Eurogames give the players the reins over a domain of any size from a family (Village, Agricola) to a village (Catan) to an entire civilization (7 Wonders, Stone Age). Even games where players represent one person, like Last Will, typically has them in positions where they are capable of colossal things. Generally, time is compressed so that a single turn could be representative of weeks, months, or even years in extreme cases; civilizations are built and destroyed over forty-five minutes.

This is a power fantasy of a different sort, one where players aren’t supernaturally powerful but where they can construct something grand. Day-to-day, the average person doesn’t get to design a city, or build a house, or guide a civilization – the biggest decision they get to make is what to have for dinner.

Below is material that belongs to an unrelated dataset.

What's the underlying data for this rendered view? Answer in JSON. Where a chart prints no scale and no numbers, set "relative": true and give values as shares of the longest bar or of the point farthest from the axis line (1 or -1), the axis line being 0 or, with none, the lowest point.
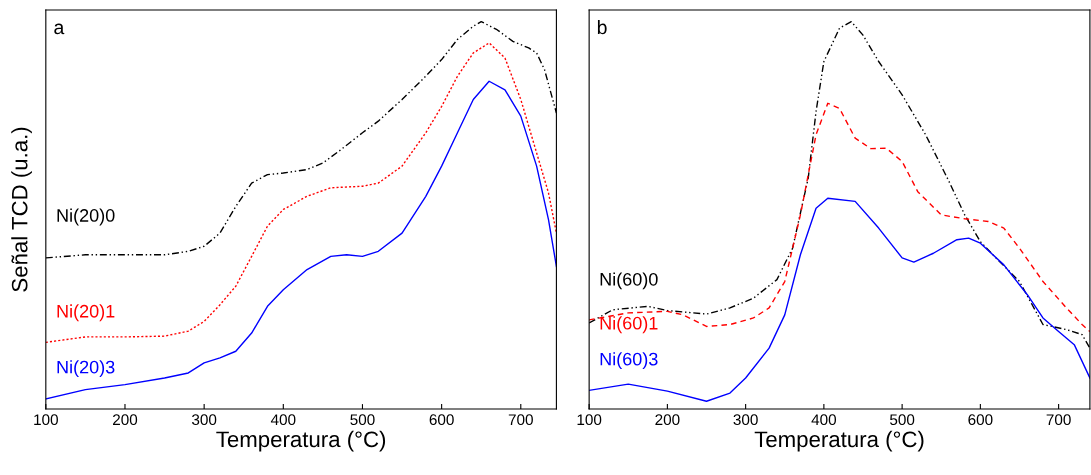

Classic Euro themes forego violence but retain the players’ subconscious wish to be something greater than they are.

Stereotypes And The Tautological Argument

It could also be said that these themes are popular because they are popular. One of the most insightful articles in designing theme for board games is Bruno Faidutti’s Postcolonial Catan, an essay that mostly discusses exoticism and stereotypes in board games, explaining their prevalence in tabletop games with this astoundingly profound sentence:

“The game designer, like the painter, cannot enliven his work by complex and subtle storytelling, and must do it only by winks and nods – a camel here, a helmet there. As a result, he makes heavy use of orientalist, ‘medievalist’ or ‘antiquist’ clichés.”

A board game has very little real estate it can use to convey its world. This faces the designer (and illustrator, and graphic designer, if these are three different people) with a dilemma: Do we stick with something familiar, allowing players some insight into how our mechanics work, or do we do something strange at higher risk? Given that theme is not a strong concern for many designers, and most people would prefer to see their game succeed, it isn’t difficult to see that they would immediately jump to something popular.

Conclusion

I don’t know if identifying the reasons board games have fairly homogenous themes will lead to more diversity; some themes just lend themselves better to games than others. However, I feel that theme is a part of games that isn’t talked about as often as mechanics or economics, and one that, if paid attention to more, could result in much wider audiences.